The dollar dropped Monday after Federal Reserve Chairman Ben Bernanke pledged anew to keep interest rates at record-lows to nurture the economic recovery, but said the central bank will monitor the sliding U.S. dollar.
Higher interest rates can support a currency as investors transfer funds in search of better returns. Earlier this month, the ECB and BoE maintained their rates at 1 percent and 0.5 percent, respectively, higher than the Fed's current rock-bottom range near zero.
Bernanke's rare remarks about the greenback gave a short-lived boost to the dollar. The 16-nation euro slid to $1.4878, later spiking above the psychologically significant $1.50 mark. The euro bought $1.4987 in late afternoon trading in New York, compared with $1.4893 Friday.
The British pound jumped to $1.6836 from $1.6672, after trading as low as $1.666 after Bernanke's comments. The dollar fell to 88.98 Japanese yen from 89.63 yen.
In remarks to the Economic Club of New York, Bernanke tried to bolster confidence in the dollar without actually raising rates.

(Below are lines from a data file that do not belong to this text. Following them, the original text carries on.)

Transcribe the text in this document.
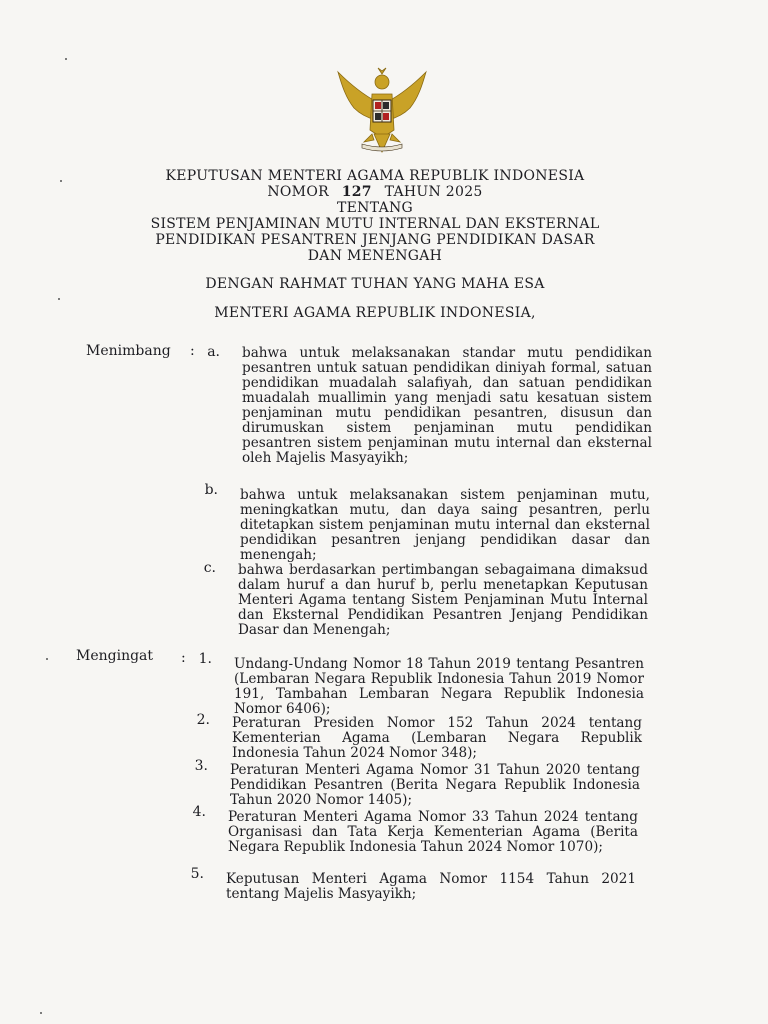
KEPUTUSAN MENTERI AGAMA REPUBLIK INDONESIA
NOMOR 127 TAHUN 2025
TENTANG
SISTEM PENJAMINAN MUTU INTERNAL DAN EKSTERNAL
PENDIDIKAN PESANTREN JENJANG PENDIDIKAN DASAR
DAN MENENGAH
DENGAN RAHMAT TUHAN YANG MAHA ESA
MENTERI AGAMA REPUBLIK INDONESIA,
Menimbang : a. bahwa untuk melaksanakan standar mutu pendidikan pesantren untuk satuan pendidikan diniyah formal, satuan pendidikan muadalah salafiyah, dan satuan pendidikan muadalah muallimin yang menjadi satu kesatuan sistem penjaminan mutu pendidikan pesantren, disusun dan dirumuskan sistem penjaminan mutu pendidikan pesantren sistem penjaminan mutu internal dan eksternal oleh Majelis Masyayikh;
b. bahwa untuk melaksanakan sistem penjaminan mutu, meningkatkan mutu, dan daya saing pesantren, perlu ditetapkan sistem penjaminan mutu internal dan eksternal pendidikan pesantren jenjang pendidikan dasar dan menengah;
c. bahwa berdasarkan pertimbangan sebagaimana dimaksud dalam huruf a dan huruf b, perlu menetapkan Keputusan Menteri Agama tentang Sistem Penjaminan Mutu Internal dan Eksternal Pendidikan Pesantren Jenjang Pendidikan Dasar dan Menengah;
Mengingat : 1. Undang-Undang Nomor 18 Tahun 2019 tentang Pesantren (Lembaran Negara Republik Indonesia Tahun 2019 Nomor 191, Tambahan Lembaran Negara Republik Indonesia Nomor 6406);
2. Peraturan Presiden Nomor 152 Tahun 2024 tentang Kementerian Agama (Lembaran Negara Republik Indonesia Tahun 2024 Nomor 348);
3. Peraturan Menteri Agama Nomor 31 Tahun 2020 tentang Pendidikan Pesantren (Berita Negara Republik Indonesia Tahun 2020 Nomor 1405);
4. Peraturan Menteri Agama Nomor 33 Tahun 2024 tentang Organisasi dan Tata Kerja Kementerian Agama (Berita Negara Republik Indonesia Tahun 2024 Nomor 1070);
5. Keputusan Menteri Agama Nomor 1154 Tahun 2021 tentang Majelis Masyayikh;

Economists expect the Fed will hold rates near zero at its next meeting on Dec. 15-16 and into part of next year to help the recovery gain traction.
"It is clear from the Chairman's remarks that the dollar's decline is not of sufficient proportions to prompt a change in the U.S. monetary policy," Brown Brothers Harriman analyst Marc Chandler wrote in a research note.
Also Monday, the Commerce Department said retail sales rose more than expected in October due largely to a big rebound in auto sales.
The dollar tends to lose value as a result of better-than-expected economic reports as investors pursue riskier, high-yielding assets in other countries.
In other late trading Monday, the dollar fell to 1.0068 Swiss francs from 1.0135 late Friday, and edged down to 1.0467 Canadian dollars from 1.0517.